Facebook’s data shows that last year the company spent 3.2 million hours labeling or removing that sort of information on the site, but 87% of that time was spent on U.S. content. In one case, Apple threatened to remove the Facebook app from its store, and Facebook’s documentation showed that the company was already aware of the issue.

Read the whole series here.

5. Did That Really Happen? — Refugees Receiving Ivermectin

Reports flooded social media that the CDC recommended that arriving refugees receive the human form of ivermectin to treat parasitic infections. Some conservative commentators and anti-vaccine proponents have twisted that to say that the government is secretly treating refugees instead of Americans for COVID-19, despite the FDA warning that ivermectin should not be used to treat COVID-19. You can read the full fact check at The Annenberg Public Policy Center.

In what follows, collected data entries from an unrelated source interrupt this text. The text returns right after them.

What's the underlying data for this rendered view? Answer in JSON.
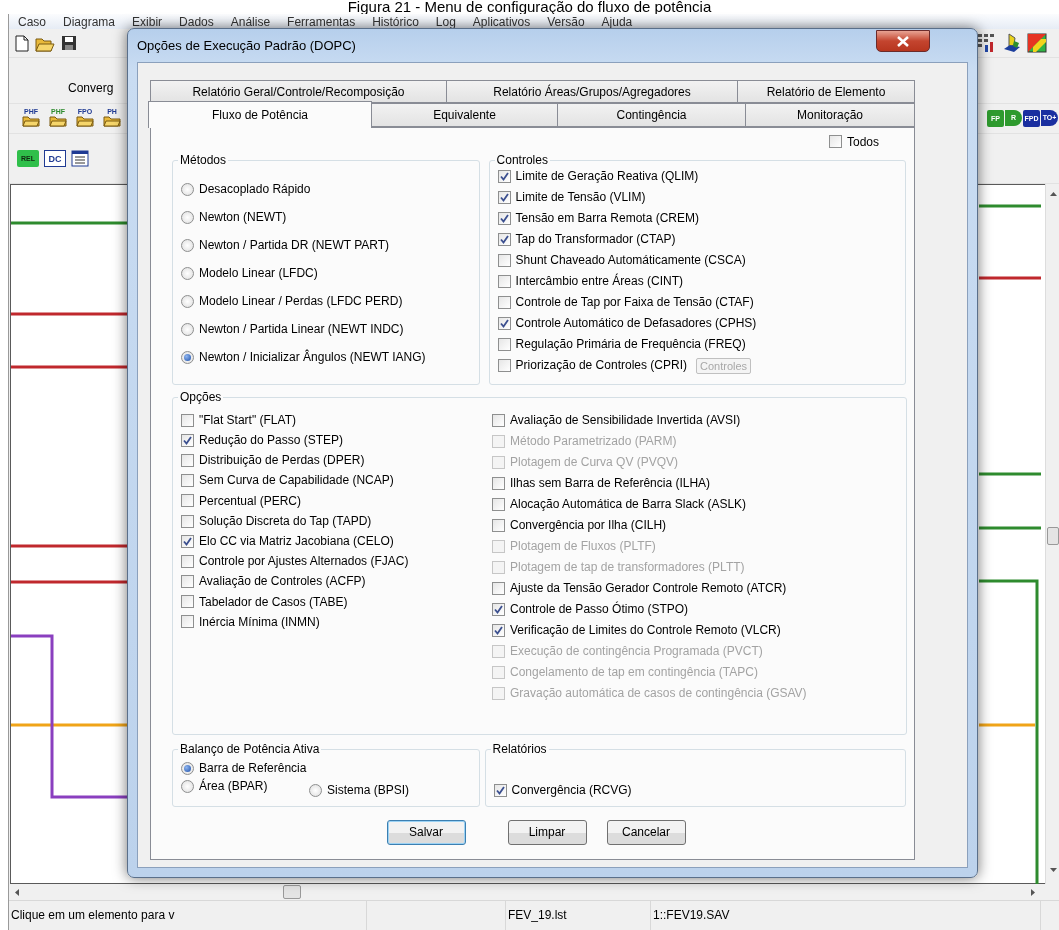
{
  "caption": "Figura 21 - Menu de configuração do fluxo de potência",
  "menu": [
    "Caso",
    "Diagrama",
    "Exibir",
    "Dados",
    "Análise",
    "Ferramentas",
    "Histórico",
    "Log",
    "Aplicativos",
    "Versão",
    "Ajuda"
  ],
  "toolbar": {
    "label": "Converg",
    "left_buttons": [
      {
        "label": "PHF",
        "kind": "folder",
        "color": "#1f3a93"
      },
      {
        "label": "PHF",
        "kind": "folder",
        "color": "#2e8b2e"
      },
      {
        "label": "FPO",
        "kind": "folder",
        "color": "#1f3a93"
      },
      {
        "label": "PH",
        "kind": "folder",
        "color": "#1f3a93"
      }
    ],
    "report_buttons": [
      {
        "label": "REL",
        "kind": "badge",
        "color": "#2fbf4a"
      },
      {
        "label": "DC",
        "kind": "box",
        "color": "#1f3a93"
      }
    ],
    "right_buttons": [
      {
        "label": "FP",
        "kind": "badge",
        "color": "#2e9a2e"
      },
      {
        "label": "R",
        "kind": "arrow",
        "color": "#2e9a2e"
      },
      {
        "label": "FPD",
        "kind": "badge",
        "color": "#1a2fa0"
      },
      {
        "label": "TO+",
        "kind": "arrow",
        "color": "#1a2fa0"
      }
    ]
  },
  "dialog": {
    "title": "Opções de Execução Padrão (DOPC)",
    "tab_rows": [
      [
        {
          "label": "Relatório Geral/Controle/Recomposição",
          "selected": false
        },
        {
          "label": "Relatório Áreas/Grupos/Agregadores",
          "selected": false
        },
        {
          "label": "Relatório de Elemento",
          "selected": false
        }
      ],
      [
        {
          "label": "Fluxo de Potência",
          "selected": true
        },
        {
          "label": "Equivalente",
          "selected": false
        },
        {
          "label": "Contingência",
          "selected": false
        },
        {
          "label": "Monitoração",
          "selected": false
        }
      ]
    ],
    "select_all": {
      "label": "Todos",
      "checked": false
    },
    "methods": {
      "title": "Métodos",
      "options": [
        {
          "label": "Desacoplado Rápido",
          "selected": false
        },
        {
          "label": "Newton (NEWT)",
          "selected": false
        },
        {
          "label": "Newton / Partida DR (NEWT PART)",
          "selected": false
        },
        {
          "label": "Modelo Linear (LFDC)",
          "selected": false
        },
        {
          "label": "Modelo Linear / Perdas (LFDC PERD)",
          "selected": false
        },
        {
          "label": "Newton / Partida Linear (NEWT INDC)",
          "selected": false
        },
        {
          "label": "Newton / Inicializar Ângulos (NEWT IANG)",
          "selected": true
        }
      ]
    },
    "controls": {
      "title": "Controles",
      "items": [
        {
          "label": "Limite de Geração Reativa (QLIM)",
          "checked": true
        },
        {
          "label": "Limite de Tensão (VLIM)",
          "checked": true
        },
        {
          "label": "Tensão em Barra Remota (CREM)",
          "checked": true
        },
        {
          "label": "Tap do Transformador (CTAP)",
          "checked": true
        },
        {
          "label": "Shunt Chaveado Automáticamente (CSCA)",
          "checked": false
        },
        {
          "label": "Intercâmbio entre Áreas (CINT)",
          "checked": false
        },
        {
          "label": "Controle de Tap por Faixa de Tensão (CTAF)",
          "checked": false
        },
        {
          "label": "Controle Automático de Defasadores (CPHS)",
          "checked": true
        },
        {
          "label": "Regulação Primária de Frequência (FREQ)",
          "checked": false
        },
        {
          "label": "Priorização de Controles (CPRI)",
          "checked": false
        }
      ],
      "button": {
        "label": "Controles",
        "disabled": true
      }
    },
    "options": {
      "title": "Opções",
      "left": [
        {
          "label": "\"Flat Start\" (FLAT)",
          "checked": false,
          "disabled": false
        },
        {
          "label": "Redução do Passo (STEP)",
          "checked": true,
          "disabled": false
        },
        {
          "label": "Distribuição de Perdas (DPER)",
          "checked": false,
          "disabled": false
        },
        {
          "label": "Sem Curva de Capabilidade (NCAP)",
          "checked": false,
          "disabled": false
        },
        {
          "label": "Percentual (PERC)",
          "checked": false,
          "disabled": false
        },
        {
          "label": "Solução Discreta do Tap (TAPD)",
          "checked": false,
          "disabled": false
        },
        {
          "label": "Elo CC via Matriz Jacobiana (CELO)",
          "checked": true,
          "disabled": false
        },
        {
          "label": "Controle por Ajustes Alternados (FJAC)",
          "checked": false,
          "disabled": false
        },
        {
          "label": "Avaliação de Controles (ACFP)",
          "checked": false,
          "disabled": false
        },
        {
          "label": "Tabelador de Casos (TABE)",
          "checked": false,
          "disabled": false
        },
        {
          "label": "Inércia Mínima (INMN)",
          "checked": false,
          "disabled": false
        }
      ],
      "right": [
        {
          "label": "Avaliação de Sensibilidade Invertida (AVSI)",
          "checked": false,
          "disabled": false
        },
        {
          "label": "Método Parametrizado (PARM)",
          "checked": false,
          "disabled": true
        },
        {
          "label": "Plotagem de Curva QV (PVQV)",
          "checked": false,
          "disabled": true
        },
        {
          "label": "Ilhas sem Barra de Referência (ILHA)",
          "checked": false,
          "disabled": false
        },
        {
          "label": "Alocação Automática de Barra Slack (ASLK)",
          "checked": false,
          "disabled": false
        },
        {
          "label": "Convergência por Ilha (CILH)",
          "checked": false,
          "disabled": false
        },
        {
          "label": "Plotagem de Fluxos (PLTF)",
          "checked": false,
          "disabled": true
        },
        {
          "label": "Plotagem de tap de transformadores (PLTT)",
          "checked": false,
          "disabled": true
        },
        {
          "label": "Ajuste da Tensão Gerador Controle Remoto (ATCR)",
          "checked": false,
          "disabled": false
        },
        {
          "label": "Controle de Passo Ótimo (STPO)",
          "checked": true,
          "disabled": false
        },
        {
          "label": "Verificação de Limites do Controle Remoto (VLCR)",
          "checked": true,
          "disabled": false
        },
        {
          "label": "Execução de contingência Programada (PVCT)",
          "checked": false,
          "disabled": true
        },
        {
          "label": "Congelamento de tap em contingência (TAPC)",
          "checked": false,
          "disabled": true
        },
        {
          "label": "Gravação automática de casos de contingência (GSAV)",
          "checked": false,
          "disabled": true
        }
      ]
    },
    "balance": {
      "title": "Balanço de Potência Ativa",
      "options": [
        {
          "label": "Barra de Referência",
          "selected": true
        },
        {
          "label": "Área (BPAR)",
          "selected": false
        },
        {
          "label": "Sistema (BPSI)",
          "selected": false
        }
      ]
    },
    "reports": {
      "title": "Relatórios",
      "items": [
        {
          "label": "Convergência (RCVG)",
          "checked": true
        }
      ]
    },
    "buttons": [
      {
        "label": "Salvar",
        "default": true
      },
      {
        "label": "Limpar",
        "default": false
      },
      {
        "label": "Cancelar",
        "default": false
      }
    ]
  },
  "status_bar": {
    "message": "Clique em um elemento para v",
    "file": "FEV_19.lst",
    "case": "1::FEV19.SAV"
  }
}
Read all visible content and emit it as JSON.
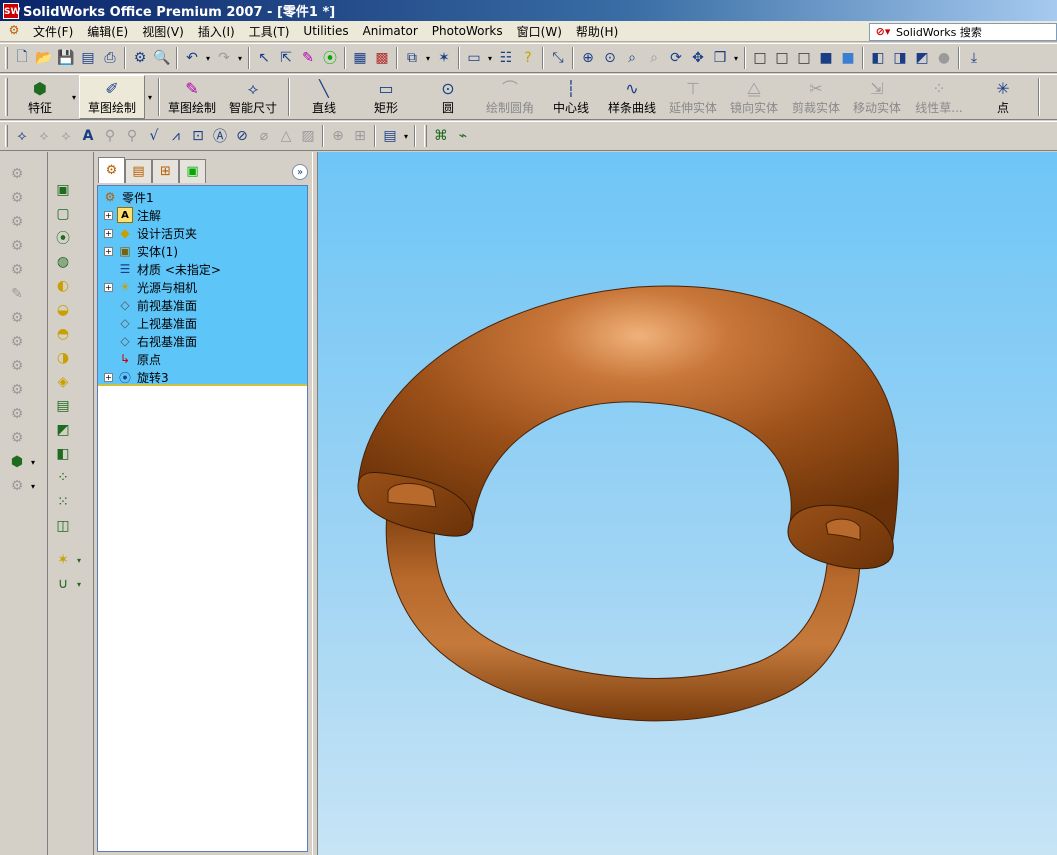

6. Following Up — Amazon Bans Hundreds of Companies

We’ve been writing a lot about companies allegedly paying to post fake positive reviews on Amazon. Sean Hollister at The Verge has been covering this for a long time and has been a significant force in exposing the practice. 

Now he has posted news that Amazon has permanently banned 600 Chinese brands and 3,000 seller accounts, including well known names like RavPower and Aukey.

7. Protip — How to Sell Your iPhone

If Apple’s latest product launch day last week excited you, trading in your iPhone can be much easier with this checklist from PC magazine.

8. Screening Room — Daniel Craig & Heineken

The new James Bond is finally due out at the end of the month, leading to this wink-wink, nudge-nudge spot from Heineken featuring Daniel Craig that uses a twist on the Guinness slogan and features audio from Portishead.

9. Science Fiction World — Robot Border Patrols

Remember in that movie (OK, all the movies) where the one person tells the others that there are armed robots guarding the outside of the place? State-owned Israel Aerospace Industries is making that a reality with remote-controlled armed robots that can patrol, track bad guys, and shoot.

Days after that story broke, The New York Times published images and details of an Israeli operation that assassinated Iran’s top nuclear scientist using a remote controlled rifle fired by its operator one thousand miles away.

10. Coffee Break — Animals at the Castle

Baron of Dunsany Randal Plunkett looks as if he wandered off the Game of Thrones set in contemporary clothes. Plunkett says he has offered 1,600 acres of land surrounding his castle to Ireland’s only wildlife hospital to reacclimatize recovering and rescued animals. Already there: otters, fox cubs, and buzzards, oh my.